Thanks to them all, the offending language was not included in the final bill, but with Sen. Rosenberg scheduled to become the next Senate president, it could be back someday. He’s also a major supporter of a constitutional amendment for a graduated income tax, so strategy on that issue is quietly being discussed now by various advocates around the commonwealth. Fortunately, constitutional amendments must be approved by voters, who’ve rejected the grad tax five times.
So far this year, the Legislature hasn’t passed anything too awful, not counting the $2 billion dollar increase in the state budget. I’m still waiting for the income tax rate to return to 5 percent, as the voters mandated 14 years ago; it’s presently 5.25 percent.

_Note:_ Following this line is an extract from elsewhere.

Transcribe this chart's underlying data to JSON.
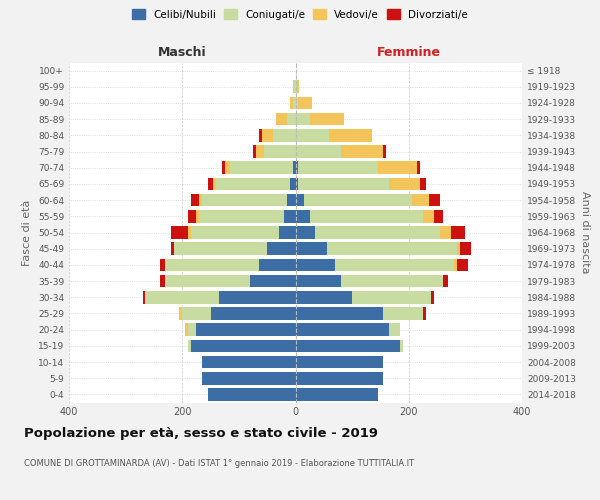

With inflation allegedly low (which we could argue about, but that would take us back to federal issues, where I’m not going today), Massachusetts could be run with less revenue if it focused on better management. A good manager would insist on EBT reform, oversee the Department of Children and Families, cease subsidizing illegal immigration, modernize treatment of the mentally ill, make the state infrastructure a priority, and stop education and health care in Massachusetts from being controlled by the massively incompetent federal government.
Darn, can’t stop thinking about federal issues. What? Obama released five dangerous Taliban leaders from Guantanamo Bay? Some crazy people want to impeach him? I need a vacation.
Barbara Anderson of Marblehead is president of Citizens for Limited Taxation and a Salem News columnist.